A delegation of First Nations people are expected to join a collective of artists and creative producers on Thursday to protest a controversial sponsorship deal between the Darwin festival and gas and oil company Santos.

The call to dump the longstanding fossil fuel sponsorship was included in an open letter sent on Tuesday to the festival’s board, chaired by former Northern Territory Airports chief executive Ian Kew, along with a petition of about 200 signatures. The protest coincides with the launch the festival’s 2022 program, running from 4 to 21 August.

The open letter said Santos’s ongoing involvement with the festival, including naming rights to the event’s opening night free concert at Darwin’s Amphitheatre, was adversely affecting the festival’s cultural integrity and amounts to “artswashing” – the same allegation levelled at Woodside last year over the energy company’s sponsorship of Perth’s fringe festival.
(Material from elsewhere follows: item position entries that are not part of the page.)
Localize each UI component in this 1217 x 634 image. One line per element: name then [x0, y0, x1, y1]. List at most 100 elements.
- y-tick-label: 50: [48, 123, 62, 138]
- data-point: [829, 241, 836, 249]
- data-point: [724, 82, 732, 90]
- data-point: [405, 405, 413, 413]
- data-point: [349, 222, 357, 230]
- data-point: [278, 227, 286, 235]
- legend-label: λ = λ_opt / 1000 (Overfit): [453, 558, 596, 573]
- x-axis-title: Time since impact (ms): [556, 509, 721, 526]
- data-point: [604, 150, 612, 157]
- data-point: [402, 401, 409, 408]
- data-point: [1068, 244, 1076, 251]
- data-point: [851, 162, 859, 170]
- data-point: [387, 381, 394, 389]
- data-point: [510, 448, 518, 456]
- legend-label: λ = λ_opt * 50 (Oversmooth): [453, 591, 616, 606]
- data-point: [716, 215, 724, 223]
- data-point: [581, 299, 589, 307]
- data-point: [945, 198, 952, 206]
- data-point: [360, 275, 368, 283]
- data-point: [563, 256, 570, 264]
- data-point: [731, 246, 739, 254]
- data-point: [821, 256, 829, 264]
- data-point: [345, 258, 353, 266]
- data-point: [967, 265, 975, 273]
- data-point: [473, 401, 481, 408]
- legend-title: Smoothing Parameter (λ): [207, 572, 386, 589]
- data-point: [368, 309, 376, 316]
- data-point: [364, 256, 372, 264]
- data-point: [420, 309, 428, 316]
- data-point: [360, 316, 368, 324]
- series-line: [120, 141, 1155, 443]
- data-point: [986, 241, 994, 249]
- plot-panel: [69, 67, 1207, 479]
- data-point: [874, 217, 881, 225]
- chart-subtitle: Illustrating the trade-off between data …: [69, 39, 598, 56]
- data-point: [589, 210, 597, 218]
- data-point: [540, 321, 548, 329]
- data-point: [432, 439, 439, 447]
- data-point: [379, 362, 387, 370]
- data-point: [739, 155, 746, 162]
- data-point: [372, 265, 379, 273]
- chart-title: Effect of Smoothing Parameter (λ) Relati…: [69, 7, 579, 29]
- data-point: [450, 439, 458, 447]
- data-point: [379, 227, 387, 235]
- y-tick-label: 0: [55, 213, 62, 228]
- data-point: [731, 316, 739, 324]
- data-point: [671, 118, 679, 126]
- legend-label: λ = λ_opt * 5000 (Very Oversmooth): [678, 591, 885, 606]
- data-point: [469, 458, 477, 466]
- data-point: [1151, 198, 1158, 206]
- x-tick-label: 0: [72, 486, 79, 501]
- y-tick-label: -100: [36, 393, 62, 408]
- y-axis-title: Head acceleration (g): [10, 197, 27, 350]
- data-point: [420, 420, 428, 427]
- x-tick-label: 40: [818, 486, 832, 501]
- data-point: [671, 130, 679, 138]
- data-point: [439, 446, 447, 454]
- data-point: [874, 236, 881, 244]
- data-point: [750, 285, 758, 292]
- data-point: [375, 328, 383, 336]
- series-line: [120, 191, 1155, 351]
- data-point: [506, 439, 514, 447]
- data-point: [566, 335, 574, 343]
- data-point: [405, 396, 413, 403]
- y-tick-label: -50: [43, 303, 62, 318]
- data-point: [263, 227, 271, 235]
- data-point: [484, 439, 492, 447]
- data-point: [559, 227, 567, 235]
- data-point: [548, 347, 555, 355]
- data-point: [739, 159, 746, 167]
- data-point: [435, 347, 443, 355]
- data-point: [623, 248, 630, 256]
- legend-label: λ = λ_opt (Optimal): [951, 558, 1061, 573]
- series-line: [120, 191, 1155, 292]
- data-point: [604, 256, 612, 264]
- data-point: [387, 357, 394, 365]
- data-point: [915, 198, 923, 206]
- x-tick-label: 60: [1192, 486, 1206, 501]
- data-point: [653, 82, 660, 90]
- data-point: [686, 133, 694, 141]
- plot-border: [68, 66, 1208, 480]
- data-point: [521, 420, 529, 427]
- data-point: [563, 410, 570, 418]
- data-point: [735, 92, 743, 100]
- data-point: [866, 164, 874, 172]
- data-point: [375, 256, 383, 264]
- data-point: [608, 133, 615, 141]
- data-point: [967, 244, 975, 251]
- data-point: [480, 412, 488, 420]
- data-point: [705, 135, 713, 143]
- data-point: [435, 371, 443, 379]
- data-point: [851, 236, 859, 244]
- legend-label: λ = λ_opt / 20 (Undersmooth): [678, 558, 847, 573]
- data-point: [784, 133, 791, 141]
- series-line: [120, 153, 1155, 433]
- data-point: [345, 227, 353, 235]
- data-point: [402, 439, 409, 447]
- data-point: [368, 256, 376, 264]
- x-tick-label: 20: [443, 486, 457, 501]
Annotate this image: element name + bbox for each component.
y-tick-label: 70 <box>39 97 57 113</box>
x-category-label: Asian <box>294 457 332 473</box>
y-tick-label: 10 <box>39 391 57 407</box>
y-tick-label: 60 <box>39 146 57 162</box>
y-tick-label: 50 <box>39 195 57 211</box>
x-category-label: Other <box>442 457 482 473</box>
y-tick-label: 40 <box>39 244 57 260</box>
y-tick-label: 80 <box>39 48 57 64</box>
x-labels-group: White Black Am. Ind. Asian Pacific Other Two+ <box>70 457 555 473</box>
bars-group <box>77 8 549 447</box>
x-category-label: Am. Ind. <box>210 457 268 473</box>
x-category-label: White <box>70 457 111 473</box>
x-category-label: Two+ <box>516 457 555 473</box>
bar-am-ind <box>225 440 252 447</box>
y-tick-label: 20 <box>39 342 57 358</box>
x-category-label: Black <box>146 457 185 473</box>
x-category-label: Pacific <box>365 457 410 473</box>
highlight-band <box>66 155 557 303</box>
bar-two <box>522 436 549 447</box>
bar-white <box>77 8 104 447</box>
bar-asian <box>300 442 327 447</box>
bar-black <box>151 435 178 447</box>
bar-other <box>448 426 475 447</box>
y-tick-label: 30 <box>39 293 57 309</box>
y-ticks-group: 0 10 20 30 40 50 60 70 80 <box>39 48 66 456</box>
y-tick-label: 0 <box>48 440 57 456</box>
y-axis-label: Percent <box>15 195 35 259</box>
The open letter made comparisons to the tobacco industry’s marketing model of previous decades.

“In the same way that once the science on tobacco smoking harm became clear its promotion has been widely abandoned from public life, so too fossil fuel sponsorship and messages promoting its expansion has no place in our arts, culture and public institutions now that the world is all too aware of its catastrophic consequences,” the letter said.

The campaign highlighted the push by Santos to establish fracking practices in the NT despite opposition from some First Nations people – traditional owners from Larrakia (Darwin and surrounds), Tiwi Islands and the Beetaloo Basin, who are also involved in the sponsorship protest.

Japan’s largest oil and gas company, Inpex, is also a festival sponsor. Campaign organisers have demanded the festival board “take a leading role in climate action and abandon all promotional partnerships with fossil fuel companies”.